Coia beat Chicago’s Bruno Caruso in a recent election for the Laborers’ International top spot and, some observers say, the current Trusteeship Complaint is as much a political vendetta as a serious attempt to clean up the union. Coia himself, however, enjoys the patronage of no less a prominent political figure that President Bill Clinton. Coia has given Clinton and his various campaign funds at least $400,000 in union money and, on a personal level, Coia gave Clinton an expensive set of golf clubs engraved with the Presidential Seal.
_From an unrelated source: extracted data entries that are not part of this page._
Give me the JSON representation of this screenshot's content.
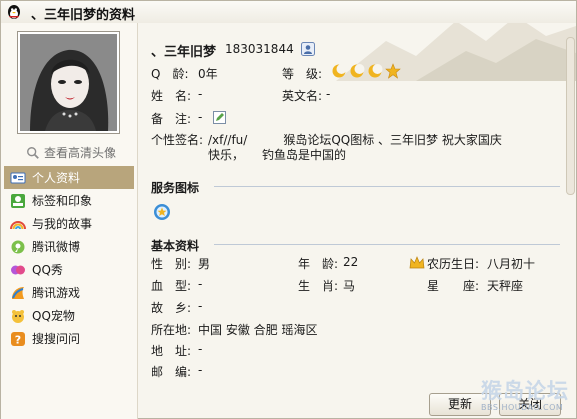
{
  "window": {
    "title": "、三年旧梦的资料"
  },
  "profile": {
    "nickname": "、三年旧梦",
    "qq_number": "183031844",
    "view_hd_avatar": "查看高清头像"
  },
  "info": {
    "age_label": "Q　龄:",
    "age_value": "0年",
    "level_label": "等　级:",
    "name_label": "姓　名:",
    "name_value": "-",
    "en_name_label": "英文名:",
    "en_name_value": "-",
    "remark_label": "备　注:",
    "remark_value": "-",
    "signature_label": "个性签名:",
    "signature_line1": "/xf//fu/　　　猴岛论坛QQ图标 、三年旧梦 祝大家国庆",
    "signature_line2": "快乐，　　钓鱼岛是中国的"
  },
  "sections": {
    "service_icons": "服务图标",
    "basic_info": "基本资料"
  },
  "basic": {
    "gender_label": "性　别:",
    "gender_value": "男",
    "age_label": "年　龄:",
    "age_value": "22",
    "lunar_label": "农历生日:",
    "lunar_value": "八月初十",
    "blood_label": "血　型:",
    "blood_value": "-",
    "zodiac_label": "生　肖:",
    "zodiac_value": "马",
    "constellation_label": "星　　座:",
    "constellation_value": "天秤座",
    "hometown_label": "故　乡:",
    "hometown_value": "-",
    "location_label": "所在地:",
    "location_value": "中国 安徽 合肥 瑶海区",
    "address_label": "地　址:",
    "address_value": "-",
    "zip_label": "邮　编:",
    "zip_value": "-"
  },
  "nav": [
    {
      "label": "个人资料",
      "icon": "profile-card-icon",
      "active": true
    },
    {
      "label": "标签和印象",
      "icon": "tag-icon",
      "active": false
    },
    {
      "label": "与我的故事",
      "icon": "rainbow-icon",
      "active": false
    },
    {
      "label": "腾讯微博",
      "icon": "weibo-icon",
      "active": false
    },
    {
      "label": "QQ秀",
      "icon": "qq-show-icon",
      "active": false
    },
    {
      "label": "腾讯游戏",
      "icon": "game-icon",
      "active": false
    },
    {
      "label": "QQ宠物",
      "icon": "pet-icon",
      "active": false
    },
    {
      "label": "搜搜问问",
      "icon": "question-icon",
      "active": false
    }
  ],
  "buttons": {
    "refresh": "更新",
    "close": "关闭"
  },
  "watermark": {
    "line1": "猴岛论坛",
    "line2": "BBS.HOUDAO.COM"
  },
  "colors": {
    "accent": "#b8a57c",
    "section_line": "#bfc9d6",
    "level_moon": "#e8a515"
  }
}
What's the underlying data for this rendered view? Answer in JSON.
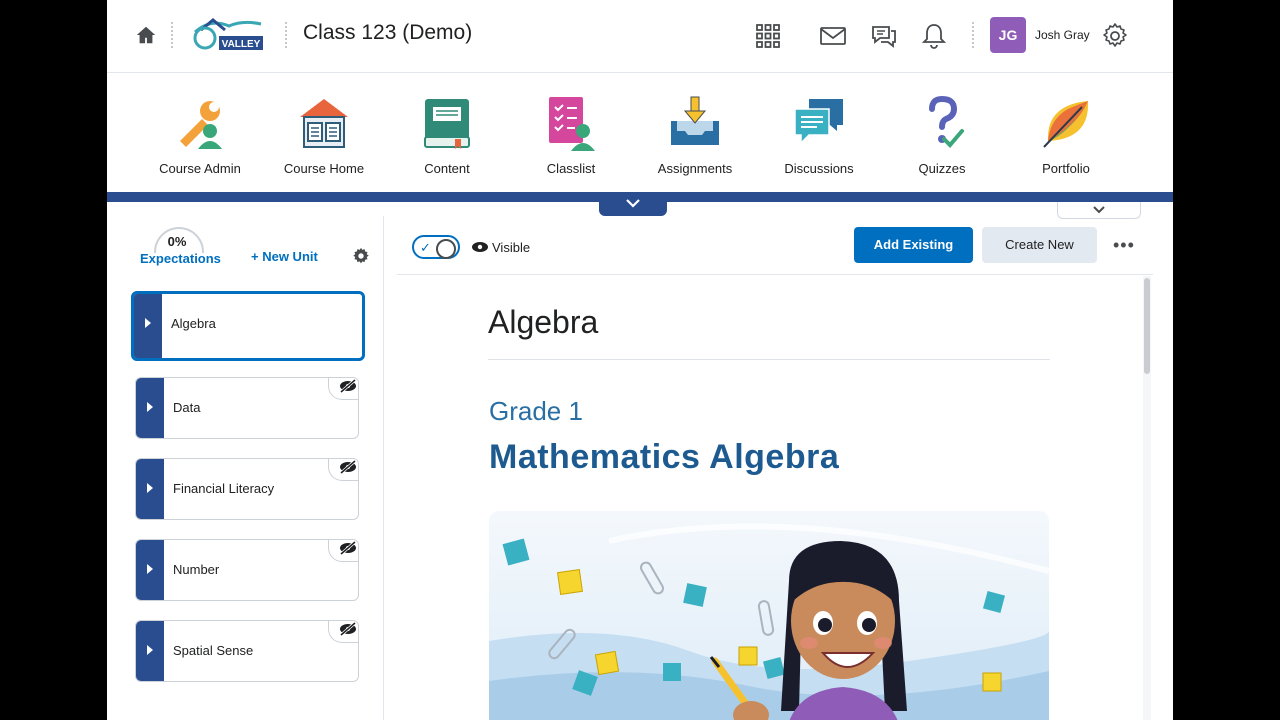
{
  "topbar": {
    "course_title": "Class 123 (Demo)",
    "logo_text": "VALLEY",
    "user_initials": "JG",
    "user_name": "Josh Gray",
    "icons": [
      "home-icon",
      "apps-grid-icon",
      "mail-icon",
      "chat-icon",
      "bell-icon",
      "gear-icon"
    ]
  },
  "nav": {
    "items": [
      {
        "label": "Course Admin",
        "icon": "course-admin-icon"
      },
      {
        "label": "Course Home",
        "icon": "course-home-icon"
      },
      {
        "label": "Content",
        "icon": "content-book-icon"
      },
      {
        "label": "Classlist",
        "icon": "classlist-icon"
      },
      {
        "label": "Assignments",
        "icon": "assignments-tray-icon"
      },
      {
        "label": "Discussions",
        "icon": "discussions-icon"
      },
      {
        "label": "Quizzes",
        "icon": "quiz-question-icon"
      },
      {
        "label": "Portfolio",
        "icon": "portfolio-leaf-icon"
      }
    ],
    "accent": "#2a4d8f"
  },
  "left": {
    "expectations_pct": "0%",
    "expectations_label": "Expectations",
    "new_unit_label": "New Unit",
    "units": [
      {
        "label": "Algebra",
        "hidden": false,
        "active": true
      },
      {
        "label": "Data",
        "hidden": true,
        "active": false
      },
      {
        "label": "Financial Literacy",
        "hidden": true,
        "active": false
      },
      {
        "label": "Number",
        "hidden": true,
        "active": false
      },
      {
        "label": "Spatial Sense",
        "hidden": true,
        "active": false
      }
    ]
  },
  "right": {
    "visible_label": "Visible",
    "visible_on": true,
    "add_existing_label": "Add Existing",
    "create_new_label": "Create New",
    "more_label": "•••",
    "title": "Algebra",
    "grade": "Grade 1",
    "subject": "Mathematics Algebra",
    "primary_color": "#006fbf"
  }
}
THE COIA ties to both the Mafia and prominent political figures are “all part of the same game,” young Anthony Esposito says.
“I am hopeful that nobody who is related by blood or by marriage to any organized crime figure should be allowed to hold office anywhere in this union,” said Jim McGough, Illinois Spokesman for Laborers for Justice and Democracy.
“We are scouring Illinois for honest members with no links to the mob who will be willing to hold office in the union.”